The Red Sox are six games out of first place in the AL East, and three games out of a Wild Card spot. Their expected record is six wins better than their actual record, thanks to the third-best run differential in the American League, behind only the Yankees and the Rangers. The Red Sox are 0-4 in extra innings games, despite a strong bullpen, and they're 7-8 in one-run games overall. Contrast this to the Orioles, who lead Boston in the standings by three games, and have also won eight more games than their +4 run differential suggests they should have. St. Louis is dealing with a similar situation when it comes to the Pirates, who are also eight games ahead of their expected pace. At least Baltimore has managed to outscore their opponents, whereas Pittsburgh has a -20 in that column.
The Orioles and Pirates aren't the only teams in the contention mix that are well over their heads at the moment, though, as the 36-32 Indians have a run differential of of -31 that says they should be closer to six games under .500, and out of the way of the White Sox, who are +33 yet half-a-game back of the Tribe. The Mets, who are tied for the Wild Card lead in the NL, should be at .500, rather than six games over, but to make that situation fun, the team they are tied with -- the Giants -- have the exact same record, and exact same discrepancy in it. The Mets are +3 on the season, the Giants +2, yet both clubs sit at 38-32.
It's not just competing clubs who are affected by this, though. The Rockies, in the midst of an atrocious 25-42 campaign -- and most of that was with their star Troy Tulowitzki around -- are eight games worse than expected. Lackluster fielding, pitching problems, and the altitude-inflated offense have all contributed to this, but things could be better, even if that wouldn't necessarily make them good. The Cubs, who are in sell mode in their first year under Theo Epstein and Jed Hoyer, are also eight games back of their run-differential pace. Those eight wins wouldn't help them compete, but it would move them from a league-worst 14½ games out to a more palatable 6½.

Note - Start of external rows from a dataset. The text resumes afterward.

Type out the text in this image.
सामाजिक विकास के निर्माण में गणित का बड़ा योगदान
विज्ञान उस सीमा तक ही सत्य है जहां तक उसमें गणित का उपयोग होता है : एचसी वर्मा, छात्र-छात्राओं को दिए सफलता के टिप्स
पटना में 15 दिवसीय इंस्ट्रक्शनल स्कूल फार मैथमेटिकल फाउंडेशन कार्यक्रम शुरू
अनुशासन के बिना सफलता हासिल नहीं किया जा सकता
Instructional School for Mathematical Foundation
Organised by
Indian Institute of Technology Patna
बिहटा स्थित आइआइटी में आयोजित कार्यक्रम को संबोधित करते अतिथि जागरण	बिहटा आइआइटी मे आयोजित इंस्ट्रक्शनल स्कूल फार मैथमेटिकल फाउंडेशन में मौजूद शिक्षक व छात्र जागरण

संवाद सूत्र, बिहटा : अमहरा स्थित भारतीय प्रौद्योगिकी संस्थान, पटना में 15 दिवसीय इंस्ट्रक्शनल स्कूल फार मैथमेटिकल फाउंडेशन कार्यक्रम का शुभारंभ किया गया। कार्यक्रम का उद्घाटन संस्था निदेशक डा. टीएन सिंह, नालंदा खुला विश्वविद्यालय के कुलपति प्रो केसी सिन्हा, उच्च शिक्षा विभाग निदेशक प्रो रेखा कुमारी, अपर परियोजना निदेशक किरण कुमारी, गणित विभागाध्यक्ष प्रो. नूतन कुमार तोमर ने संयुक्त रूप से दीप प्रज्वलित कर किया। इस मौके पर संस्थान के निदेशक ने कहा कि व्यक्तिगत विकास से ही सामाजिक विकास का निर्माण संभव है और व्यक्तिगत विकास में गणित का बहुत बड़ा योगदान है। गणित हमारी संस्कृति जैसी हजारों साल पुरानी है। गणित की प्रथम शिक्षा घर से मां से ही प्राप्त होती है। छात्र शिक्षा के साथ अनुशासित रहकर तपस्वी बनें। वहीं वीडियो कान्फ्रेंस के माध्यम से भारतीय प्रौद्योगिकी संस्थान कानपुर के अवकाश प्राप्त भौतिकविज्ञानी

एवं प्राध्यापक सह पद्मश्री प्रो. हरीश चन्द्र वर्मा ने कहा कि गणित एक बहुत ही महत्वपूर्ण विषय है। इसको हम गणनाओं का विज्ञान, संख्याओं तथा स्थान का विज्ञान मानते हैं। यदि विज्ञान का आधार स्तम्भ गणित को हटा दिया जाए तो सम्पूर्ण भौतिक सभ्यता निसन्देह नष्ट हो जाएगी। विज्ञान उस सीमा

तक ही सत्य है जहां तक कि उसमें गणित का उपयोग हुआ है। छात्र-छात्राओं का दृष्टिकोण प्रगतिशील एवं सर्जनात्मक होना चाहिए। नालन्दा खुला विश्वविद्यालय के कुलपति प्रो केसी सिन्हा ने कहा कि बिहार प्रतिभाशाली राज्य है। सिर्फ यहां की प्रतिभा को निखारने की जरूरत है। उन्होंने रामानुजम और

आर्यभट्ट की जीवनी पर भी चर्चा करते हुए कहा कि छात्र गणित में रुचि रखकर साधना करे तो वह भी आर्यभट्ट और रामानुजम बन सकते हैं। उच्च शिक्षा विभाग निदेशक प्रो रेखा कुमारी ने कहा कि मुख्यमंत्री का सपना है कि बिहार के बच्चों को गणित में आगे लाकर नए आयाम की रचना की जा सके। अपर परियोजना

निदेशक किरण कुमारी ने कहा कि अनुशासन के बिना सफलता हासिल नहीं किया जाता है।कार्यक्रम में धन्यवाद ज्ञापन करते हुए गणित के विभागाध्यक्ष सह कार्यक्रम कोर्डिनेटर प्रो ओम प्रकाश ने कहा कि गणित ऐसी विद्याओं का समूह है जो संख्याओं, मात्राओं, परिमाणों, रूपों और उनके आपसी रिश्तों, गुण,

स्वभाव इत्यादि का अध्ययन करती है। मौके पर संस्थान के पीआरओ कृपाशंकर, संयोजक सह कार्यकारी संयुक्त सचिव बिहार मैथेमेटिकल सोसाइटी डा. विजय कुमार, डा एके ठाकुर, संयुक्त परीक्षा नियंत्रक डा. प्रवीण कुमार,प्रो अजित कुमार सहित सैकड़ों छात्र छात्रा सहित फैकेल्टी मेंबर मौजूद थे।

Just because run differential suggests one thing doesn't mean that a team is guaranteed to move closer to that alternate reality. But it does help to differentiate between teams that are just hanging on in the short-term versus those that are legitimately contending within a given season, and between those who need to add a bat or arm in July against those who simply need more time to get to where they should be. It's something to keep in mind as we approach the season's fourth month, even if it's no guarantee of change.